Il Ghigno di Arlecchino

Il Ghigno di Arlecchino

È sottoposto a esperimenti brutali da colui che chiama padre. Rinchiuso in un laboratorio che è casa sua fin dalla nascita. Costretto a sottostare alle voglie del suo creatore, in un mondo all’apparenza perfetto, in cui non c’è morte per nessuno. Arlecchino soffre, vittima del Multiverso e delle regole che impone. Ma il folle personaggio dal ghigno feroce e frenetico si ribella. Fugge via, ed è intenzionato a cambiare le sorti del Multiverso, portando il Caos in ogni angolo con la sua risata.

È Il Ghigno di Arlecchino di Adriano Barone, la nuova proposta di Asengard Edizioni per la collana “Wyrd”, che va ad aggiungersi a Il Sentiero di Legno e Sangue di Luca Tarenzi.

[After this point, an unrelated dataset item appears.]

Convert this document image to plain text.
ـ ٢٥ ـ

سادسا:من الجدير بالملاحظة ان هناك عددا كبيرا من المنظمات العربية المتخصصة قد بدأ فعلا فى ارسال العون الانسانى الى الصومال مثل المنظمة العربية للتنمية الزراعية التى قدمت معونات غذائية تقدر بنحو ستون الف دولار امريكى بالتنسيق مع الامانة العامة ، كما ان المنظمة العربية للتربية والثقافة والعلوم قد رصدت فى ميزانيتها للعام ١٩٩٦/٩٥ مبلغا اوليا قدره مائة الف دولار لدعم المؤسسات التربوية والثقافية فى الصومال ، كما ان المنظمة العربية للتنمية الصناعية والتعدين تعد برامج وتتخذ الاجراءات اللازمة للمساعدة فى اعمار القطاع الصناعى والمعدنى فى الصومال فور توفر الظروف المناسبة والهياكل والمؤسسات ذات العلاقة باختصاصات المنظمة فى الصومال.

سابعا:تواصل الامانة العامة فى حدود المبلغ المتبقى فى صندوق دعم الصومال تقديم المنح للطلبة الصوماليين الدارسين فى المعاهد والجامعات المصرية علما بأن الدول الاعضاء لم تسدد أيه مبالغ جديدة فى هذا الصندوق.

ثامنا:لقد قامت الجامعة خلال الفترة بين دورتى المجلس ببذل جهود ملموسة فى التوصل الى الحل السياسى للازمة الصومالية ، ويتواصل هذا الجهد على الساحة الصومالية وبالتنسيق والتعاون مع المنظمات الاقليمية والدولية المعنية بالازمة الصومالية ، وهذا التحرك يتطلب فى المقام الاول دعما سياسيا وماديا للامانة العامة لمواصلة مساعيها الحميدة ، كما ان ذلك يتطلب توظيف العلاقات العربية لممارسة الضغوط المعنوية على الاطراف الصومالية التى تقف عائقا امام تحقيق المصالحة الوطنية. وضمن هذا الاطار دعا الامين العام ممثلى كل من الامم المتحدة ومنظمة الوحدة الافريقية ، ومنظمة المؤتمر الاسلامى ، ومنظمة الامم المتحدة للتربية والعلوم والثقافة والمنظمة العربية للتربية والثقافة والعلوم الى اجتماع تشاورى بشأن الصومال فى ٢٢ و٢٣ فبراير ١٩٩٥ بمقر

Presentato in anteprima allo scorso Lucca Comics & Games, è quanto di più bizzarro si possa chiedere e trovare in un’opera di narrativa anticonvenzionale.

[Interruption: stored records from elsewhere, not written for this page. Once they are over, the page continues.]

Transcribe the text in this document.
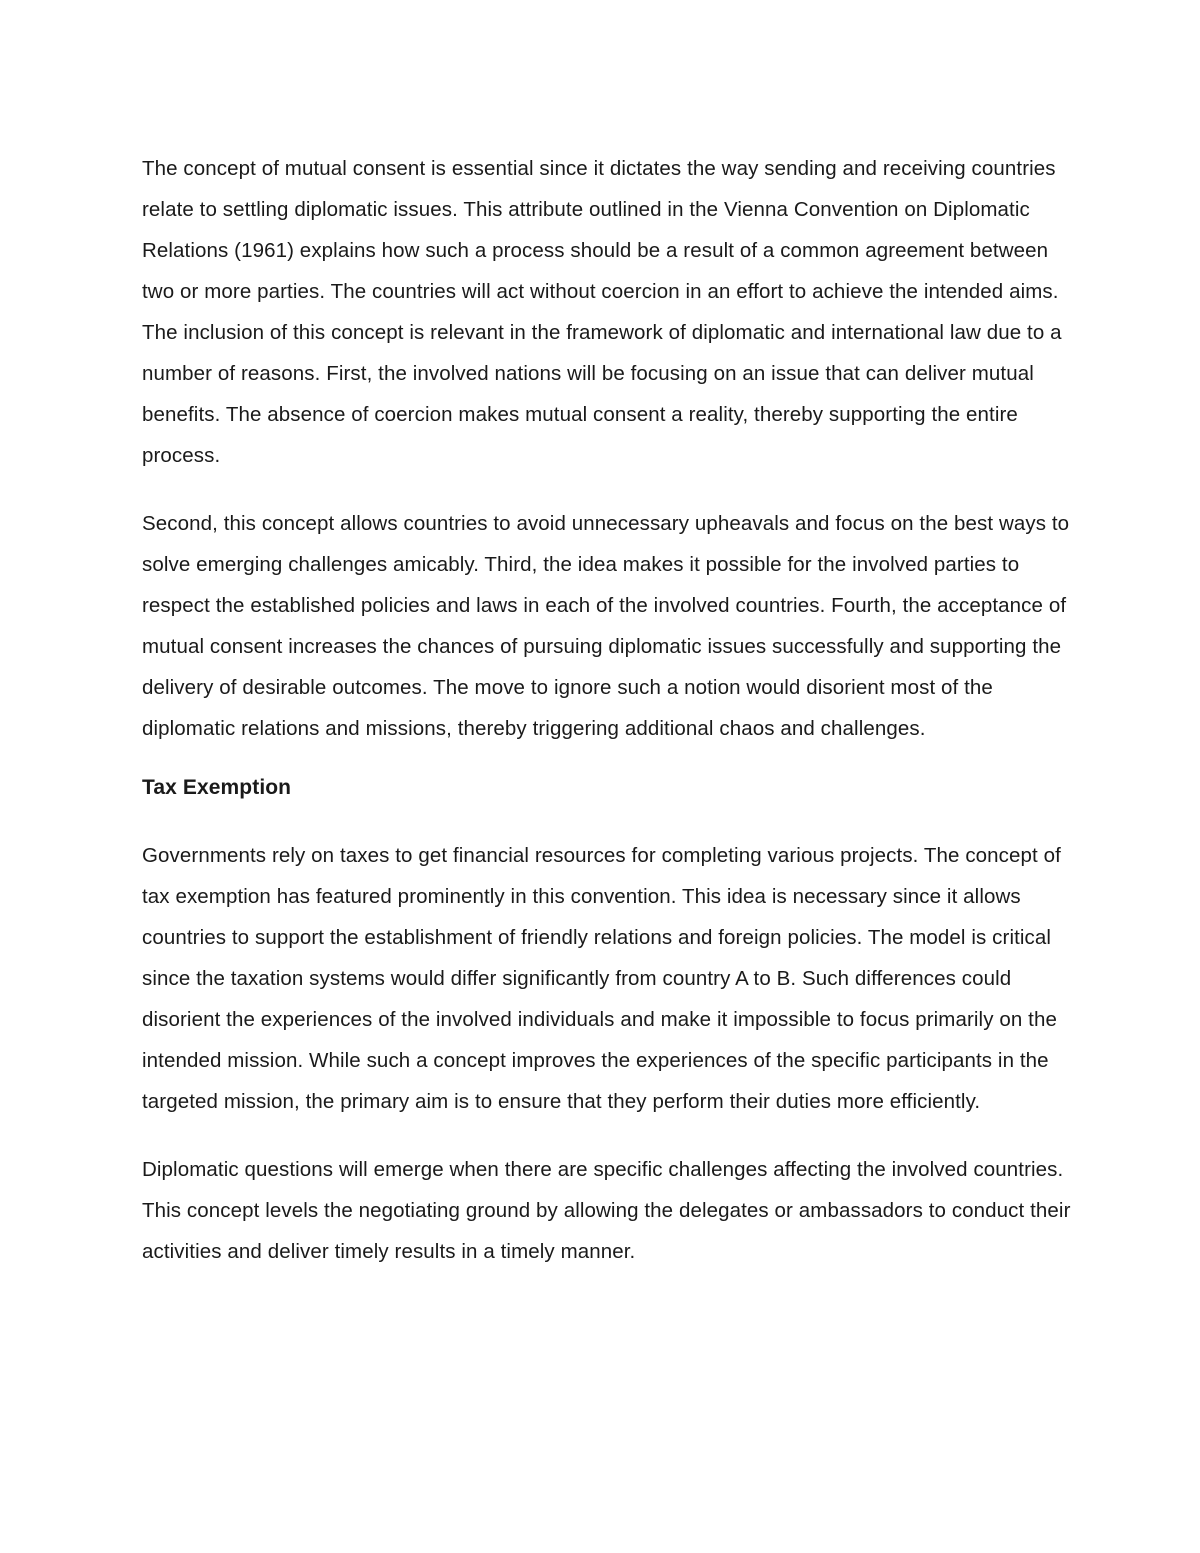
The concept of mutual consent is essential since it dictates the way sending and receiving countries relate to settling diplomatic issues. This attribute outlined in the Vienna Convention on Diplomatic Relations (1961) explains how such a process should be a result of a common agreement between two or more parties. The countries will act without coercion in an effort to achieve the intended aims. The inclusion of this concept is relevant in the framework of diplomatic and international law due to a number of reasons. First, the involved nations will be focusing on an issue that can deliver mutual benefits. The absence of coercion makes mutual consent a reality, thereby supporting the entire process.

Second, this concept allows countries to avoid unnecessary upheavals and focus on the best ways to solve emerging challenges amicably. Third, the idea makes it possible for the involved parties to respect the established policies and laws in each of the involved countries. Fourth, the acceptance of mutual consent increases the chances of pursuing diplomatic issues successfully and supporting the delivery of desirable outcomes. The move to ignore such a notion would disorient most of the diplomatic relations and missions, thereby triggering additional chaos and challenges.

Tax Exemption

Governments rely on taxes to get financial resources for completing various projects. The concept of tax exemption has featured prominently in this convention. This idea is necessary since it allows countries to support the establishment of friendly relations and foreign policies. The model is critical since the taxation systems would differ significantly from country A to B. Such differences could disorient the experiences of the involved individuals and make it impossible to focus primarily on the intended mission. While such a concept improves the experiences of the specific participants in the targeted mission, the primary aim is to ensure that they perform their duties more efficiently.

Diplomatic questions will emerge when there are specific challenges affecting the involved countries. This concept levels the negotiating ground by allowing the delegates or ambassadors to conduct their activities and deliver timely results in a timely manner.
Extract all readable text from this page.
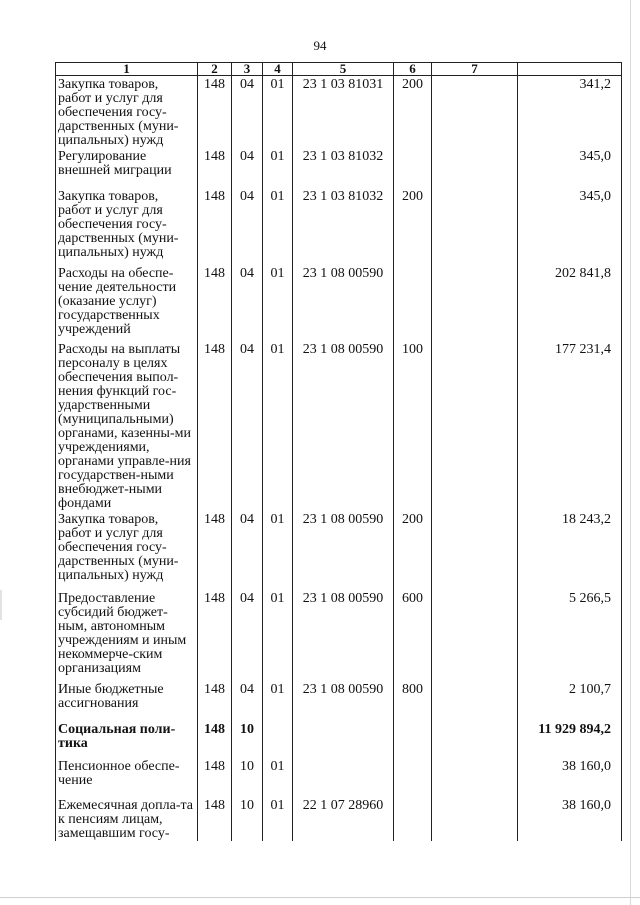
94
1	2	3	4	5	6	7	
Закупка товаров, работ и услуг для обеспечения госу-дарственных (муни-ципальных) нужд	148	04	01	23 1 03 81031	200		341,2
Регулирование внешней миграции	148	04	01	23 1 03 81032			345,0
Закупка товаров, работ и услуг для обеспечения госу-дарственных (муни-ципальных) нужд	148	04	01	23 1 03 81032	200		345,0
Расходы на обеспе-чение деятельности (оказание услуг) государственных учреждений	148	04	01	23 1 08 00590			202 841,8
Расходы на выплаты персоналу в целях обеспечения выпол-нения функций гос-ударственными (муниципальными) органами, казенны-ми учреждениями, органами управле-ния государствен-ными внебюджет-ными фондами	148	04	01	23 1 08 00590	100		177 231,4
Закупка товаров, работ и услуг для обеспечения госу-дарственных (муни-ципальных) нужд	148	04	01	23 1 08 00590	200		18 243,2
Предоставление субсидий бюджет-ным, автономным учреждениям и иным некоммерче-ским организациям	148	04	01	23 1 08 00590	600		5 266,5
Иные бюджетные ассигнования	148	04	01	23 1 08 00590	800		2 100,7
Социальная поли-тика	148	10					11 929 894,2
Пенсионное обеспе-чение	148	10	01				38 160,0
Ежемесячная допла-та к пенсиям лицам, замещавшим госу-	148	10	01	22 1 07 28960			38 160,0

La storia è incentrato sulla figura del Trickster (ingannatore), uno spirito antropomorfo, abile imbroglione e dalla condotta ribelle. Uomo o donna, ma anche rappresentato da forme animalesche quali il coyote, la volpe o il ragno, il Trickster è soprattutto il ritratto del cambiamento e dell’imprevedibilità.

Il Trickster di questo romanzo è un mix di mitologia e folklore, che trova il suo aspetto fisico, burlesco a dark, nella storpiatura della maschera della Commedia dell’Arte; tuta a rombi scuri e sfumature violacee e ghigno da giullare.

Barone, “padreautore”, si lancia in un’opera weird di ottima caratura, contrassegnata da uno stile crudo, efficace e studiato, capace di rispecchiare il genere fin dalle prime battute. Il lettore viene immediatamente trascinato nell’ambientazione mediante un incipit tagliente e mozzafiato. L’abilità visionaria e lo stile di Barone creano effetti grotteschi, emozioni contrastanti, destabilizzando e manipolando a più livelli la trama. Le sorti di Arlecchino mutano in continuazione; si spandono, si comprimono, disgustano con atti osceni. Il desiderio sessuale è voglia di attenzione. Follia. Il bizzarro è ovunque, e splende in tutta la sua magnificenza nei dialoghi e nella narrazione sconvolgente, in alcuni punti priva di punteggiatura. È una protesta, un inno al ghigno del “buffone definitivo”.

Ciò che piace – e che, inevitabilmente, potrebbe al contempo far storcere il naso ad alcuni lettori – è lo stile di scrittura che Barone sfoggia con coraggio per tutta la durata del libro. A differenza della storia del suo Arlecchino, l’espressività dello sceneggiatore de L’Era dei Titani e Tipologie di un Amore Fantasma è in grado di generare l’ordine dal caos. Nella suddivisione in tre parti del volume, infatti, la sensazione di perdersi nei particolari è sempre dietro l’angolo, ma la ragione e la linearità della trama sorprendono. In un genere in cui gli stereotipi della narrazione non esistono, è interessante scoprire come la trama abbia un processo chiaro e ben congegnato. Si inizia con la ribellione del Trickster e si finisce…

L’astrattismo cementato nell’Horror e nella Fantascienza plasma l’universo multitraccia dell’opera di Barone, in cui il punto forte sono le emozioni che trasudano dalle pagine e le incredibili azioni di Arlecchino, che in tutta la sua mostruosità riesce anche a commuovere. Perché il disgustoso e camaleontico protagonista è anche un essere tenero e vulnerabile; un plauso quindi all’autore per aver conferito al personaggio un aspetto poliedrico e surreale, un misto – azzardando un paragone – tra il Joker di Alan Moore e le centinaia di riproposizioni e parodie del Cappellaio Matto di Lewis Carroll.

Un libro da amare incondizionatamente, o da odiare senza mezzi termini. La certezza è che Arlecchino non lascerà nessun lettore indifferente.